A little more than three years ago, Tim and Summer Parsons planted a handful of jalapeños in their backyard, part of a lesson in organic gardening for their three kids. The family lives on a half-acre of ag land in Kihei, home to a couple of massive mango trees, a chicken coop and a goat named Billy, so Gardening 101 was likely to be an easy A for the Parsons kids. Even so, what happened surprised everyone. It might have been the all-natural fertilizer provided by the dozen or so chickens or the worms in the family’s worm farm, or maybe it was Kihei’s abundant sunshine. Whatever the reason, the jalapeños went ballistic.

“We ended up with thousands of peppers, so I chopped them up, made a sauce and poured it into old shoyu bottles,” says Tim. “I took it to parties and people loved it. Pretty soon I had to start buying peppers from other farmers to meet the demand.”

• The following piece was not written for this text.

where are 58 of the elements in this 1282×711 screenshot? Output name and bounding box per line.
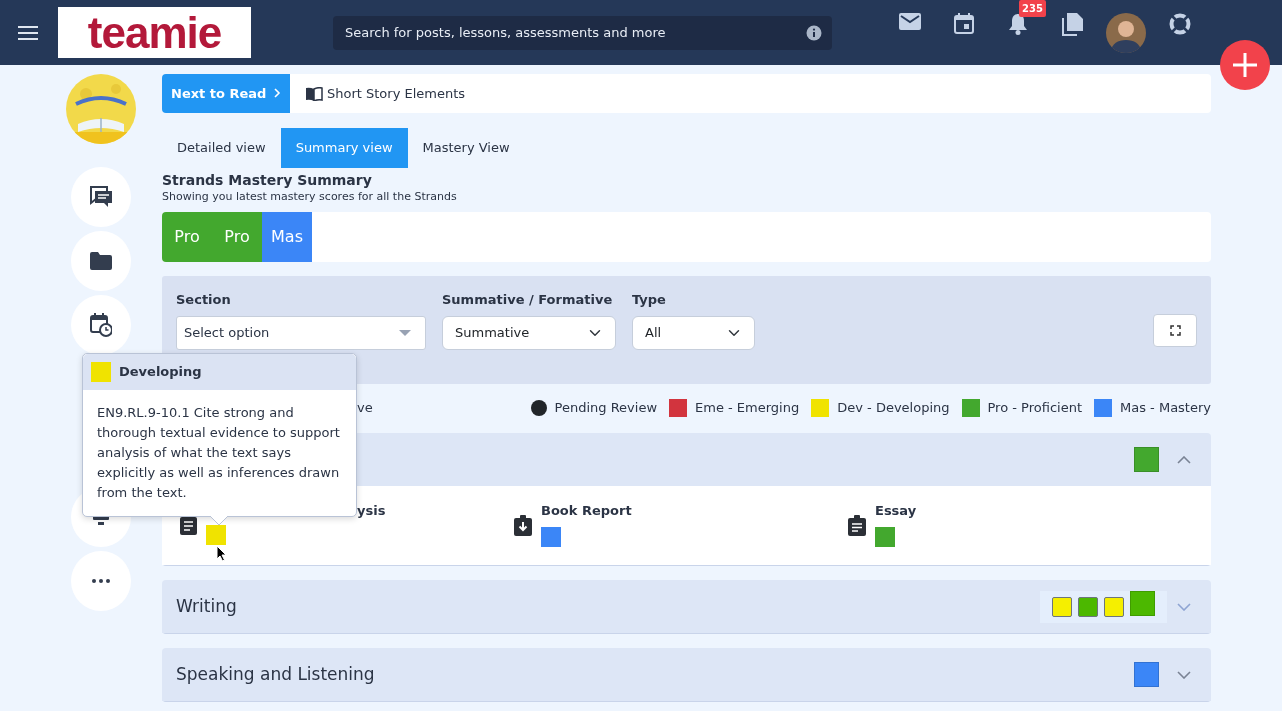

The Maui-born-and-raised graphic designer tested the market at local swap meets and sent samples to food people. The response was overwhelmingly positive, so he took the plunge and named his company Adoboloco, after an adobo recipe blog he’d started years before. He created new sauces made with Hawaiian and Thai chili peppers, habaneros, incendiary ghost peppers and the volcanic Trinidad Moruga Scorpion pepper, the world’s hottest. His simple recipe (apple cider vinegar, sea salt, garlic and chilies) has earned Adoboloco a devoted following. Mainlanders appreciate Tim’s insistence on using only organic and locally sourced ingredients. Old-school locals like Adoboloco’s flavor profile— it’s similar to Hawaiian chili pepper water, a condiment that was once as omnipresent on Island tables as salt and pepper. Like chili pepper water, Adoboloco sauces are tart with plenty of heat, but the burn dissipates quickly, yielding to the flavor of the food. “It’s all about enhancing flavors,” says Summer, “not overwhelming them.”

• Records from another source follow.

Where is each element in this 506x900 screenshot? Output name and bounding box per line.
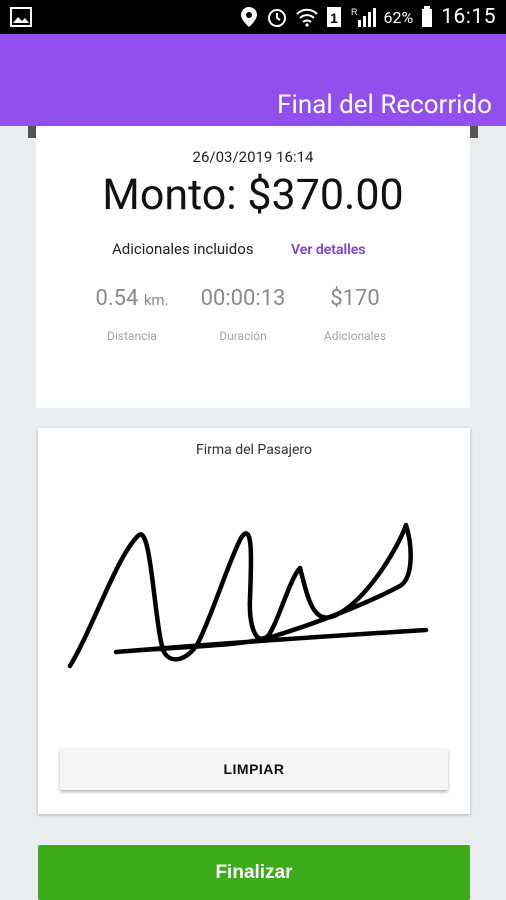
receipt-torn-edge [36, 392, 470, 408]
signature-pad[interactable] [38, 468, 470, 758]
location-icon [240, 7, 257, 27]
distance-label: Distancia [107, 329, 157, 343]
distance-metric: 0.54 km. Distancia [72, 286, 192, 343]
wifi-icon [295, 8, 318, 27]
extras-metric-label: Adicionales [323, 329, 387, 343]
alarm-icon [267, 9, 286, 27]
extras-label: Adicionales incluidos [112, 240, 254, 258]
extras-metric: $170 Adicionales [295, 286, 415, 343]
clear-signature-button[interactable]: LIMPIAR [60, 748, 448, 790]
battery-icon [422, 6, 433, 27]
sim-1-icon: 1 [326, 7, 341, 27]
distance-value: 0.54 [95, 286, 139, 311]
duration-metric: 00:00:13 Duración [183, 286, 303, 343]
status-time: 16:15 [441, 5, 496, 29]
battery-percentage: 62% [383, 7, 414, 27]
signature-label: Firma del Pasajero [195, 442, 313, 458]
finish-button[interactable]: Finalizar [38, 845, 470, 900]
view-details-link[interactable]: Ver detalles [291, 242, 365, 258]
svg-text:1: 1 [330, 10, 338, 26]
svg-text:R: R [351, 7, 358, 17]
signature-card: Firma del Pasajero LIMPIAR [38, 428, 470, 814]
image-icon [10, 7, 32, 27]
app-bar: Final del Recorrido [0, 34, 506, 126]
distance-unit: km. [143, 291, 169, 309]
extras-value: $170 [330, 286, 380, 311]
signal-icon: R [351, 7, 376, 27]
duration-value: 00:00:13 [200, 286, 286, 311]
trip-datetime: 26/03/2019 16:14 [192, 148, 314, 166]
fare-amount: Monto: $370.00 [102, 170, 404, 220]
status-bar: 1 R 62% 16:15 [0, 0, 506, 34]
signature-stroke [67, 522, 429, 669]
duration-label: Duración [219, 329, 267, 343]
fare-receipt: 26/03/2019 16:14 Monto: $370.00 Adiciona… [36, 126, 470, 408]
page-title: Final del Recorrido [277, 90, 492, 120]
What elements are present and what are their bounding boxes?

I tour the Parsons’ pepper garden on a sunny October morning. Earlier I had met the family for breakfast at a nearby restaurant where I sampled several Adoboloco sauces over one of my favorite hot saucecompatible foods, corned beef hash with over-easy eggs. I really wanted to try their Hawaiian sauce, but the restaurant was out of it. Tim says that there’s a perennial shortage of Hawaiian sauce because there is a perennial shortage of its main ingredient: the Hawaiian chili pepper, a tiny dynamo growing in kitchen gardens and even wild throughout the Islands.

Tim’s trying to make up for the shortage by breeding his Hawaiian chili pepper plants to grow larger chilies. He’s been propagating seed from the largest chilies; those plants are now producing chilies that are about two and a half inches long, substantially larger than a standard Hawaiian chili. It’s his first crop and it’s not ripe, so he doesn’t yet know whether a bigger fruit comes at the expense of flavor or heat. As it stands, though, the Parsons’ backyard garden can’t keep up with the business, so Tim’s moved his chili growing operations to nearby Waihe‘e. He’s also working with a Big Island farmer to meet his pepper needs — all except for the Hawaiian chilies, which he’ll have to grow himself.

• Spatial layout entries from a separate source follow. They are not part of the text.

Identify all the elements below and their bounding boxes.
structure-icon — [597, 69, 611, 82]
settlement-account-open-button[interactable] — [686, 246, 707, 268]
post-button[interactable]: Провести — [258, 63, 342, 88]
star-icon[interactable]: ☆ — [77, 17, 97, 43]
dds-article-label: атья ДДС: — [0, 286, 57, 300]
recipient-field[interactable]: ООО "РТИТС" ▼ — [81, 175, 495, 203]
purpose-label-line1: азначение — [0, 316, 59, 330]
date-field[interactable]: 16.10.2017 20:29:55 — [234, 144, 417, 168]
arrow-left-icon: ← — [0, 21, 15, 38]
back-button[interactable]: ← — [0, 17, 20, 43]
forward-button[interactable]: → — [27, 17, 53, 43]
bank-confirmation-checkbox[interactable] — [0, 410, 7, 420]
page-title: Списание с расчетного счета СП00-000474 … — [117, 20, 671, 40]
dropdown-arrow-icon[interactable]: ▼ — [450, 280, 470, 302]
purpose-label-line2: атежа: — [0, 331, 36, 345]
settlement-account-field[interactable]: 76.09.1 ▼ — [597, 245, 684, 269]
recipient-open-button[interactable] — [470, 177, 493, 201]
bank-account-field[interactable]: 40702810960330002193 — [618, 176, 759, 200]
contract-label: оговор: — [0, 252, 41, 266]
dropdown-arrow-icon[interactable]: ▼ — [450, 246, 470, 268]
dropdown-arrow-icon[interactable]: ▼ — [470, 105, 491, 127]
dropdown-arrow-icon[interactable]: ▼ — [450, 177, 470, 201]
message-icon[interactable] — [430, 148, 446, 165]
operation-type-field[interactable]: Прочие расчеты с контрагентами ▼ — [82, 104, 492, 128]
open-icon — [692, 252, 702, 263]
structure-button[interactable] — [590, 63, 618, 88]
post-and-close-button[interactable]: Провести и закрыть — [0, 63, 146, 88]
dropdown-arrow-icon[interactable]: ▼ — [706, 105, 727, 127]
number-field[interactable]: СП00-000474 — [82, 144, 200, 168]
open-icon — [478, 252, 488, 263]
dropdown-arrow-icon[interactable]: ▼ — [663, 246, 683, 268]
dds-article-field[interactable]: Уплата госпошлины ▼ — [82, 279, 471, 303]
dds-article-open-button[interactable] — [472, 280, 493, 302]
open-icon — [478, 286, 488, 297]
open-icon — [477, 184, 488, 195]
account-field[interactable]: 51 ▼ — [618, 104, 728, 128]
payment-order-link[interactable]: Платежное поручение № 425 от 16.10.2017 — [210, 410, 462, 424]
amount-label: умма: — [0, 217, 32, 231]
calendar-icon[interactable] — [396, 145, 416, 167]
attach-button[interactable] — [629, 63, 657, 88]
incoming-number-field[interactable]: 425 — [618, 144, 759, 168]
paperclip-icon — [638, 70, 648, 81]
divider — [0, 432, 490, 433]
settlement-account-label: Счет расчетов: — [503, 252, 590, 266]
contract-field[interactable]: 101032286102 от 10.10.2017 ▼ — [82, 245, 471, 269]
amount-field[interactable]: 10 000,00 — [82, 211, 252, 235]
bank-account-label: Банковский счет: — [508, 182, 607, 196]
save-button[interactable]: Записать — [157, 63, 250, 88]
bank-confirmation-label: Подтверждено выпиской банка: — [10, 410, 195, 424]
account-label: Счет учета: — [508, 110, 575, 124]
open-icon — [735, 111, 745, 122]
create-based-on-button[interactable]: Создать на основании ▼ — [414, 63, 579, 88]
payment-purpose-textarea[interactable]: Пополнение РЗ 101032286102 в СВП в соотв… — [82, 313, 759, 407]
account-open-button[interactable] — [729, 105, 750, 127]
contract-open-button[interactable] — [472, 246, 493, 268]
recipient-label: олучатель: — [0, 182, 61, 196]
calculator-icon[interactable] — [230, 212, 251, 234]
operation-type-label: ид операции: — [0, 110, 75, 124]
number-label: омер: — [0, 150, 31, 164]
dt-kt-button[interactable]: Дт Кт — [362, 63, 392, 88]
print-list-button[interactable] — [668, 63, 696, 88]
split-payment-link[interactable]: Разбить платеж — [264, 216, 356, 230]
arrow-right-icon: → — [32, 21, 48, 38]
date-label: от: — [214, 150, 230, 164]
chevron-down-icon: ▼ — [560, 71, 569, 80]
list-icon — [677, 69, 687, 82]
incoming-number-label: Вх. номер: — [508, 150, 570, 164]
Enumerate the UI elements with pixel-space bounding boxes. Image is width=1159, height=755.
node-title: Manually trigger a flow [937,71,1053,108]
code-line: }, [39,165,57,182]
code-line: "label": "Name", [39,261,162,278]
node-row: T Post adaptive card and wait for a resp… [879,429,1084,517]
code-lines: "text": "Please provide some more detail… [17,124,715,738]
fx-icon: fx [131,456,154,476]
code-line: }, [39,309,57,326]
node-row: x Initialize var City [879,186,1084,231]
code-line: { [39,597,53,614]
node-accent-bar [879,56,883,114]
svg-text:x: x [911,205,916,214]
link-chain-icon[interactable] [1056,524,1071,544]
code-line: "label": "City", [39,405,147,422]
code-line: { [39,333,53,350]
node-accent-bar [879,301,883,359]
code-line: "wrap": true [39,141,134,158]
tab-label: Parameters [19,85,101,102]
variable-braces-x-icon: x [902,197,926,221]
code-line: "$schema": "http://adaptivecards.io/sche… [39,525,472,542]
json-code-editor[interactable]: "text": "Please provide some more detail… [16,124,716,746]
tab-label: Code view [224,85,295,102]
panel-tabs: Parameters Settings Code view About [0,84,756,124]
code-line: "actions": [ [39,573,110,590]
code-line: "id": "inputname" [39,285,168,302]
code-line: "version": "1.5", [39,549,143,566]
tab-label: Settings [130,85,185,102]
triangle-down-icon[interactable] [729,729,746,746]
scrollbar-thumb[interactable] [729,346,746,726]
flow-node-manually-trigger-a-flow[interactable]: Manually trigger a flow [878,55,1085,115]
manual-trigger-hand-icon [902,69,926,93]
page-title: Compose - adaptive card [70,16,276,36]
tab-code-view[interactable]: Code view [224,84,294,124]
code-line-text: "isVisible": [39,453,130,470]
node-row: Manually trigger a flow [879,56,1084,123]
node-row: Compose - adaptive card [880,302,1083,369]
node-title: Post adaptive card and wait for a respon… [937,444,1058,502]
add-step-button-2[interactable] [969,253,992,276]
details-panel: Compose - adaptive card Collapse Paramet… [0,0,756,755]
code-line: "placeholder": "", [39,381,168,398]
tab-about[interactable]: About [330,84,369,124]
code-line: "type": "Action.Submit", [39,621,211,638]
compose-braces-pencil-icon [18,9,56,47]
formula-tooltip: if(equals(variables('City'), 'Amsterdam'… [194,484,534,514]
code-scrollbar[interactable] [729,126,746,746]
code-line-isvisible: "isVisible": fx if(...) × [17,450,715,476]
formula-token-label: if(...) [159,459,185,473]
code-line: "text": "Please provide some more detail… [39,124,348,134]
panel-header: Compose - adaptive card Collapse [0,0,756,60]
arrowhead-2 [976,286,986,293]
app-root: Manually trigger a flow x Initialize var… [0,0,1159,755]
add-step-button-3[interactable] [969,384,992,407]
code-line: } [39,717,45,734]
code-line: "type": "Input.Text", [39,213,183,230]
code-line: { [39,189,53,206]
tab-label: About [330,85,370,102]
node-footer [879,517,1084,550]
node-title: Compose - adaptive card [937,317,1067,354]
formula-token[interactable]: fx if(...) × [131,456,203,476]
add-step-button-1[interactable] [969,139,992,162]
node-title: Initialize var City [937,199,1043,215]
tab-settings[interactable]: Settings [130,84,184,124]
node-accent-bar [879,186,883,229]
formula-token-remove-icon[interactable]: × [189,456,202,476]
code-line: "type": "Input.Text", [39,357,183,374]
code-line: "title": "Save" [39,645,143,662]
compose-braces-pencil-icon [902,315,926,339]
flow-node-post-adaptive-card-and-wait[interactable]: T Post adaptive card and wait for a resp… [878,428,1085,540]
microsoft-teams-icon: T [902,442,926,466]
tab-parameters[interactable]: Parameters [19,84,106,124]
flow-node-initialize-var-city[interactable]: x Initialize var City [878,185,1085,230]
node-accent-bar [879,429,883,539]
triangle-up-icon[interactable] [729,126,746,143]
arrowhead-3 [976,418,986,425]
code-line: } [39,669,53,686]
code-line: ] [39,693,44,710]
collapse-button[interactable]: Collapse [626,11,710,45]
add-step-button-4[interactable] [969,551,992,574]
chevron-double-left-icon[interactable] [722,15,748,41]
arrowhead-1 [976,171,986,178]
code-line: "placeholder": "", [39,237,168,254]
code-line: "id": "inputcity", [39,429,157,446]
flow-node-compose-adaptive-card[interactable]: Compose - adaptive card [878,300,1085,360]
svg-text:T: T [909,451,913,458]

“No one grows them on a large scale that I know of,” says Tim. “They’re small so the labor costs are high. If you’re using a few for cooking, you don’t mind paying a premium price. But if you’re using them commercially, it can get expensive very fast.” According to Tim, it’s the high price —not changing tastes — that has led to the disappearance of chili pepper water from local cuisine. But if his jumbo pepper packs a strong enough punch, he’ll send the seeds over to his grower on the Big Island, and just maybe a much-loved Island flavor will be reborn. As hot as his sauces can be, his Hawaiian sauce is more about honoring tradition than blowing off heads.

“In Hawai‘i it’s more than just heat,” says Tim, cradling one of his oversize beauties. “It’s about the food. It’s always been about the food.”